VwGH vom 28.04.2011, 2010/07/0059

Betreff

Der Verwaltungsgerichtshof hat durch den Vorsitzenden Senatspräsident Dr. Bumberger und die Hofräte Dr. Hinterwirth, Dr. Enzenhofer, Dr. Sulzbacher und Dr. N. Bachler als Richter, im Beisein des Schriftführers Mag. Pühringer, über die Beschwerde

1. des JM und 2. des RM, beide in U, beide vertreten durch Dr. Peter Rohracher, Rechtsanwalt in 9900 Lienz, Hauptplatz 9, gegen den Bescheid des Landesagrarsenates beim Amt der Tiroler Landesregierung vom , Zl. LAS-604/159-99, betreffend eine Streitigkeit aus dem Mitgliedschaftsverhältnis (mitbeteiligte Partei: Agrargemeinschaft Nachbarschaft A, B und W, vertreten durch den Obmann SB), zu Recht erkannt:

Spruch

Der angefochtene Bescheid wird wegen Rechtswidrigkeit seines Inhaltes aufgehoben.

Das Land Tirol hat den Beschwerdeführern Aufwendungen in der Höhe von insgesamt EUR 1.326,40 binnen zwei Wochen bei sonstiger Exekution zu ersetzen.

Begründung

JM und RM sind Miteigentümer der an der Agrargemeinschaft Nachbarschaft A, B und W (auch Agrargemeinschaft A-B-W, in weiterer Folge: AG ABW), Eigentümerin der Liegenschaft EZ 27 GB U, anteilsberechtigten Stammsitzliegenschaft EZ 82 GB U und zwar JM zu 7/9-Anteilen und RM zu 2/9-Anteilen. An der Agrargemeinschaft W-Alpe (in weiterer Folge AG W-Alpe) ist die genannte Stammsitzliegenschaft ebenfalls anteilsberechtigt.

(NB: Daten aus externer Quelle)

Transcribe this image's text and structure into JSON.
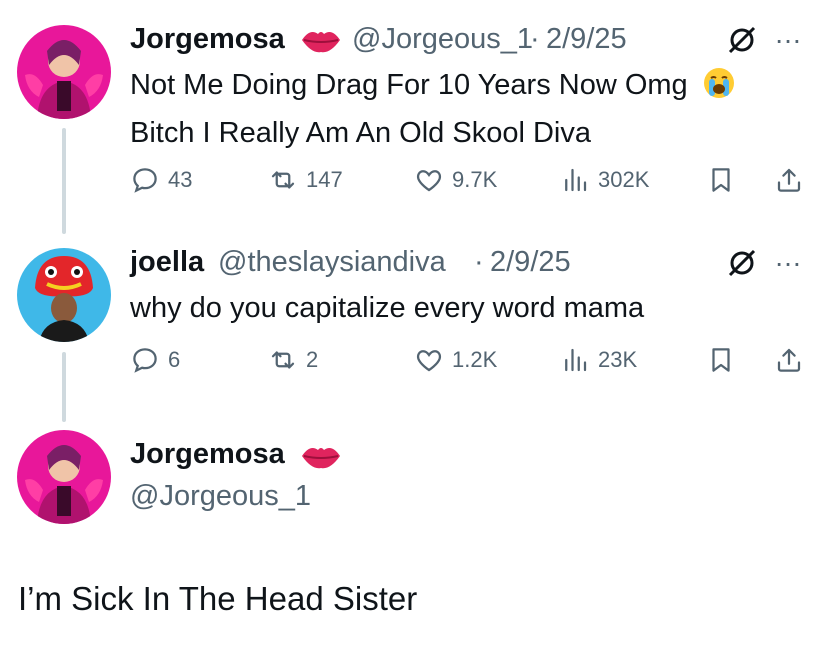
{
  "colors": {
    "text": "#0f1419",
    "secondary": "#536471",
    "line": "#cfd9de",
    "lips": "#e0245e"
  },
  "tweets": [
    {
      "author": "Jorgemosa",
      "author_emoji": "lips-emoji",
      "handle": "@Jorgeous_1",
      "separator": "·",
      "date": "2/9/25",
      "text_line1": "Not Me Doing Drag For 10 Years Now Omg",
      "text_line2": "Bitch I Really Am An Old Skool Diva",
      "emoji": "loudly-crying-face",
      "replies": "43",
      "retweets": "147",
      "likes": "9.7K",
      "views": "302K"
    },
    {
      "author": "joella",
      "handle": "@theslaysiandiva",
      "separator": "·",
      "date": "2/9/25",
      "text_line1": "why do you capitalize every word mama",
      "replies": "6",
      "retweets": "2",
      "likes": "1.2K",
      "views": "23K"
    }
  ],
  "main_tweet": {
    "author": "Jorgemosa",
    "author_emoji": "lips-emoji",
    "handle": "@Jorgeous_1",
    "text": "I’m Sick In The Head Sister"
  },
  "more_icon": "…"
}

Mit Bescheid der belangten Behörde vom war festgestellt worden, dass für die Stammsitzliegenschaft EZ 82 das Recht zum Auftrieb von zwei Rindern auf die Alm der AG ABW und zum Auftrieb von einem Rind auf die Almen der AG W-Alpe (jeweils Galtrinder ohne Unterschied des Alters) besteht.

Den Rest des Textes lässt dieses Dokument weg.